Все молчали. Потом Вежа несмело сказал:
— Так что? Небо?
— По-видимому, — сказал Борисевич-Кольчуга. — Больше ничего не сделаешь.
— Где? — спросил Сипайло.
Вежа кашлянул:
— Храм солнца!
Юлиан подумал.
— Пожалуй, правильно. Самое высокое, самое близкое к небу место. Дольше всей округи видит солнце. Музыка, трубы, эти не повредят?
— А чем они повредят? — сказал Вежа. — Во время восхода солнца радостное пение, при закате — печальное. Наконец, как Комар скажет.
Все смотрели на мрачного Янку Комара, главного человека в том деле, которое они собирались совершить.
— Крутой пригорок, — сказал Комар. — Макушка голая. Неба будет сколько хочешь. Мало человек его видит, как, простите за сравнение, свинья, а тут за считанные дни — на всю жизнь. Пусть будет так. Только в парк не пускайте никого, даже самых близких. Ему теперь нельзя видеть людей.
Он лежал перед ними голый и не стыдился этого. Ему было все равно. Только немного неприятно, что все окна открыты, занавеси сняты и свежий ветерок обвевает голое тело. Было холодновато, и это мешало проснуться от сна, в котором были дед, Михалина и другие, снова начать жить, видеть пожары, поток крови в башенных водостоках, слышать звуки сечи, стоны стали и выкрики.
Его около часа парили в самом горячем пару, хлестали вениками и обливали мятной водой. Затем еще почти час мыли в прохладном бассейне. Он страшно замерз. И вот теперь, не ощущая ничего, кроме холода, он лежал на мягкой постилке.
Янка Комар сидел возле него и странно, какими-то мелкими движениями трех пальцев, гладил его голову. От этих прикосновений клонило в чудесную дрему, слегка покалывало в корнях волос.
Знаменитый специалист Комар начинал свое дело. Редкое, необъяснимое дело. То, которого не знал никто в загорской округе. Только он да два его ученика. Ученики и слуги стояли рядом, а Комар гладил и гладил голову, смотрел в Алесевы глаза. И от этого становилось немного легче.

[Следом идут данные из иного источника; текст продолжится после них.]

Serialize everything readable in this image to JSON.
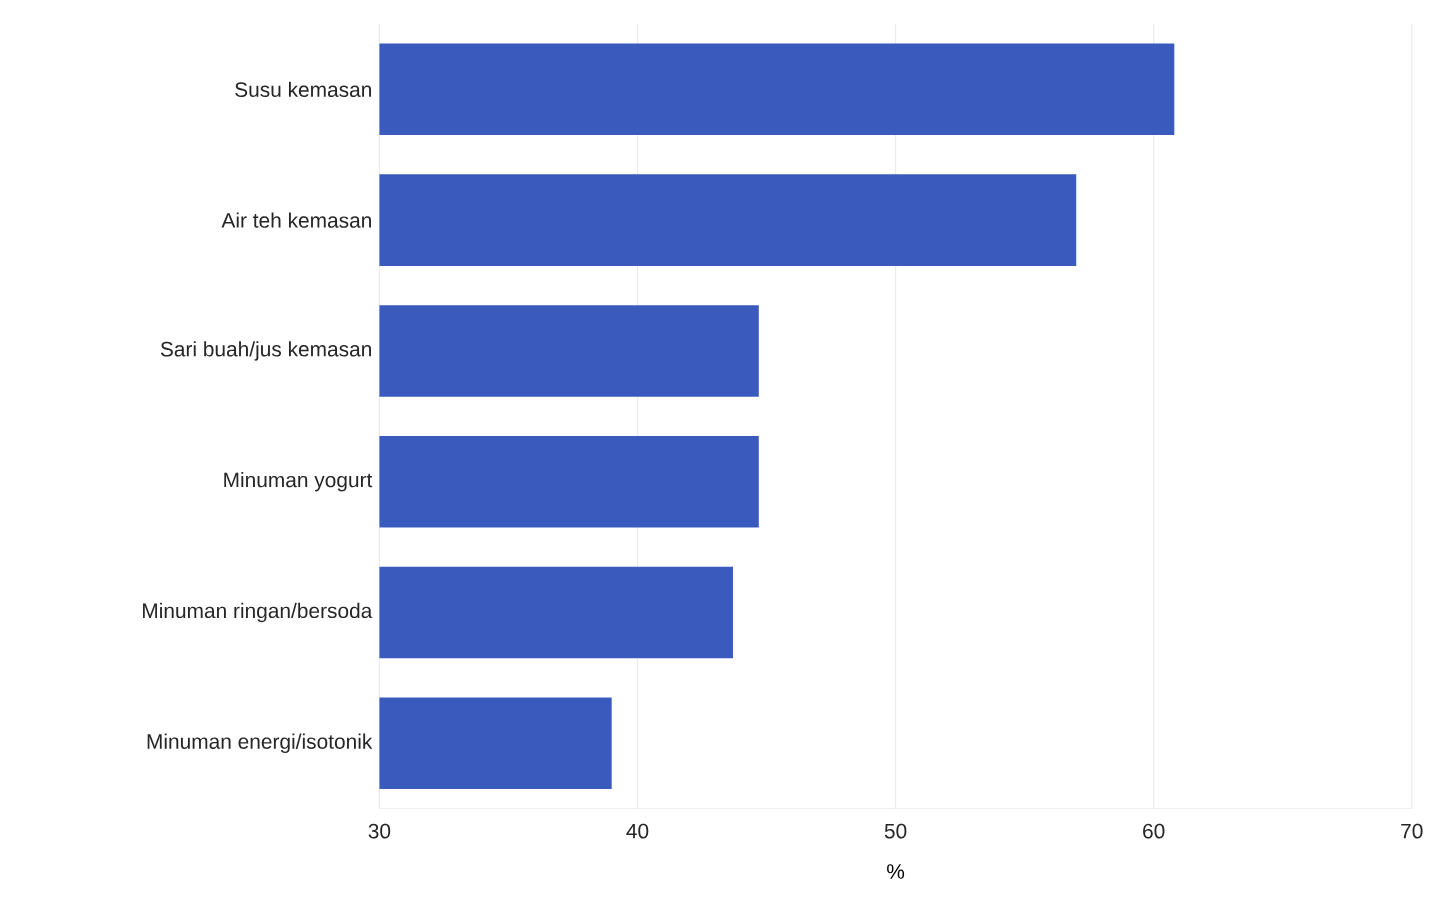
{
  "chart_data": {
    "type": "bar",
    "orientation": "horizontal",
    "xlabel": "%",
    "categories": [
      "Susu kemasan",
      "Air teh kemasan",
      "Sari buah/jus kemasan",
      "Minuman yogurt",
      "Minuman ringan/bersoda",
      "Minuman energi/isotonik"
    ],
    "values": [
      60.8,
      57.0,
      44.7,
      44.7,
      43.7,
      39.0
    ],
    "color": "#3a5bbd",
    "xlim": [
      30,
      70
    ],
    "xticks": [
      30,
      40,
      50,
      60,
      70
    ],
    "grid": "x"
  }
}
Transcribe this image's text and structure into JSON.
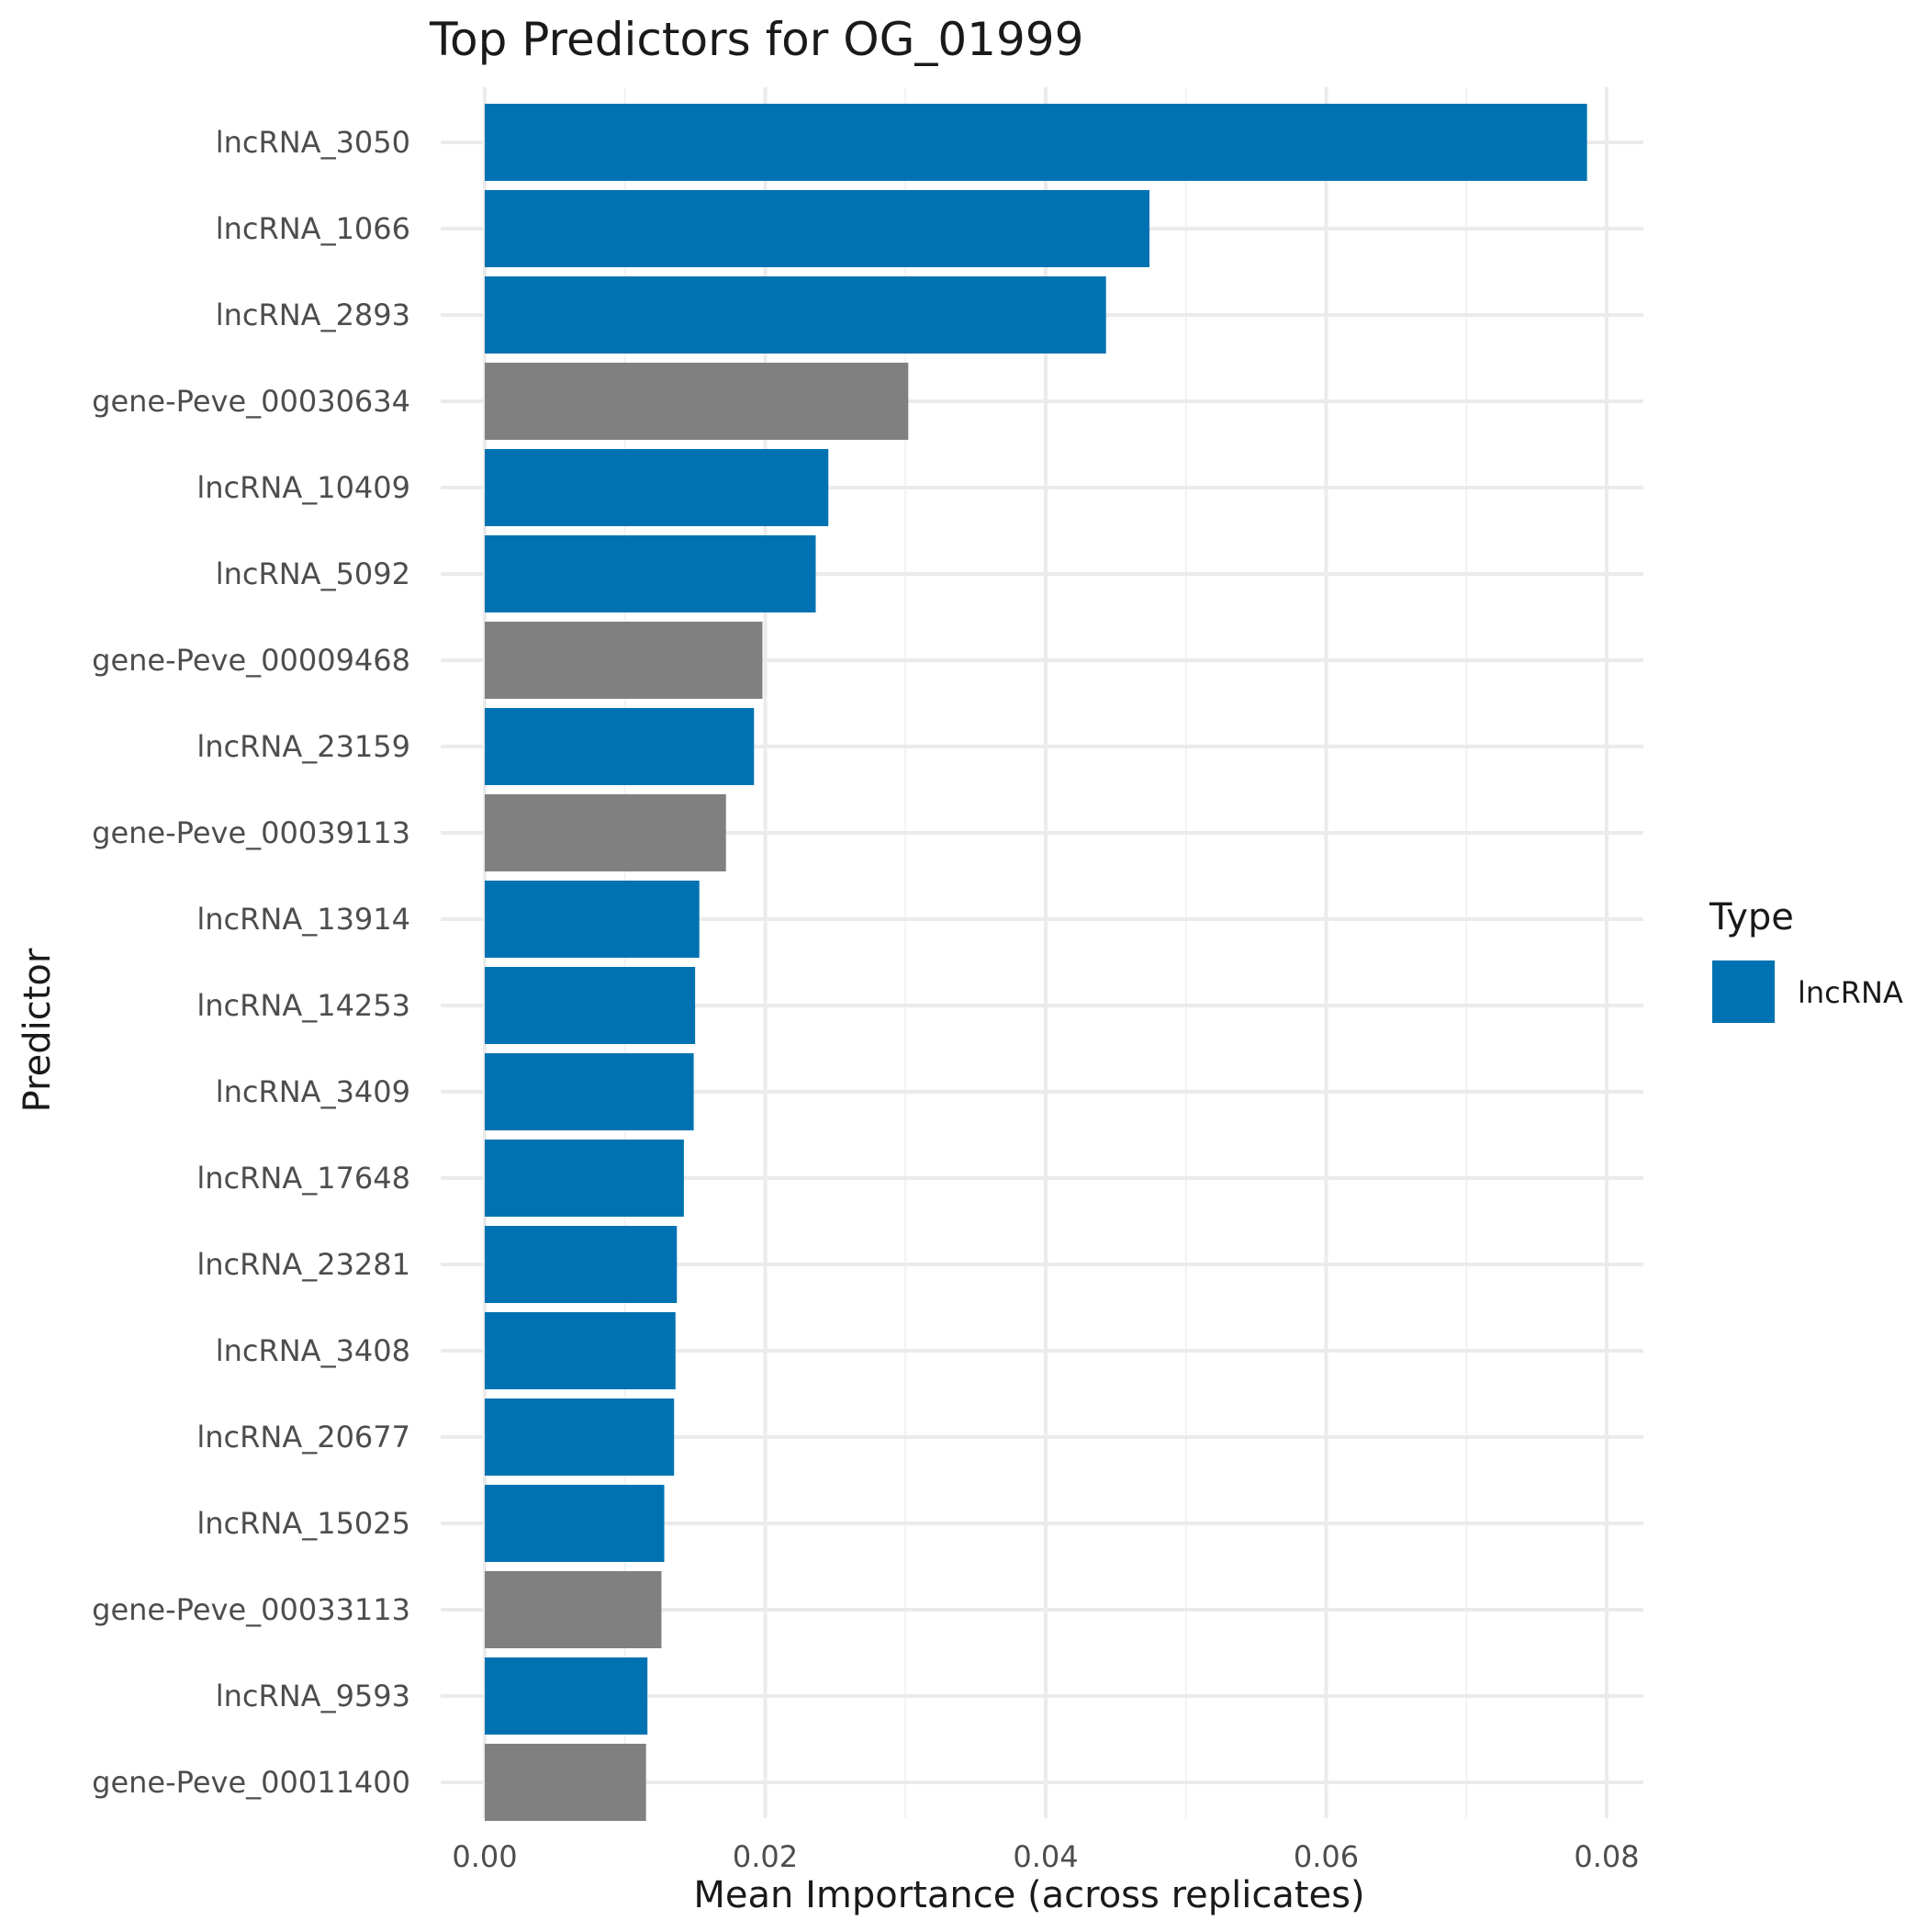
{
  "chart_data": {
    "type": "bar",
    "orientation": "horizontal",
    "title": "Top Predictors for OG_01999",
    "xlabel": "Mean Importance (across replicates)",
    "ylabel": "Predictor",
    "xlim": [
      0,
      0.08
    ],
    "x_ticks": [
      0,
      0.02,
      0.04,
      0.06,
      0.08
    ],
    "x_tick_labels": [
      "0.00",
      "0.02",
      "0.04",
      "0.06",
      "0.08"
    ],
    "grid": true,
    "legend": {
      "title": "Type",
      "placement": "right",
      "entries": [
        {
          "label": "lncRNA",
          "color": "#0072B2"
        }
      ]
    },
    "colors": {
      "lncRNA": "#0072B2",
      "gene": "#808080"
    },
    "categories": [
      "lncRNA_3050",
      "lncRNA_1066",
      "lncRNA_2893",
      "gene-Peve_00030634",
      "lncRNA_10409",
      "lncRNA_5092",
      "gene-Peve_00009468",
      "lncRNA_23159",
      "gene-Peve_00039113",
      "lncRNA_13914",
      "lncRNA_14253",
      "lncRNA_3409",
      "lncRNA_17648",
      "lncRNA_23281",
      "lncRNA_3408",
      "lncRNA_20677",
      "lncRNA_15025",
      "gene-Peve_00033113",
      "lncRNA_9593",
      "gene-Peve_00011400"
    ],
    "types": [
      "lncRNA",
      "lncRNA",
      "lncRNA",
      "gene",
      "lncRNA",
      "lncRNA",
      "gene",
      "lncRNA",
      "gene",
      "lncRNA",
      "lncRNA",
      "lncRNA",
      "lncRNA",
      "lncRNA",
      "lncRNA",
      "lncRNA",
      "lncRNA",
      "gene",
      "lncRNA",
      "gene"
    ],
    "values": [
      0.0786,
      0.0474,
      0.0443,
      0.0302,
      0.0245,
      0.0236,
      0.0198,
      0.0192,
      0.0172,
      0.0153,
      0.015,
      0.0149,
      0.0142,
      0.0137,
      0.0136,
      0.0135,
      0.0128,
      0.0126,
      0.0116,
      0.0115
    ]
  }
}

И наконец Комар заговорил. Даже не заговорил, а словно запел печально-тонким речитативом:
— Гляди, гляди на мир. Гляди, любимый хлопче, на мир. Гляди. Гляди. Небо над тобой. Много. Много неба. Синего-синего неба. Облака плывут, как корабли. Несут, несут душу над землей. Несут. Земля внизу большая. Земля внизу теплая. Земля внизу добрая. И небо над землей большое. И небо над землей теплое. И небо над землей доброе. И облака между небом и землей. Ты в облаках, облака в небе. Синее-синее небо, белые-белые облака, чистая-чистая земля. Нельзя не быть счастливым. Нельзя. Нельзя. Погляди, убедись, что ты счастлив.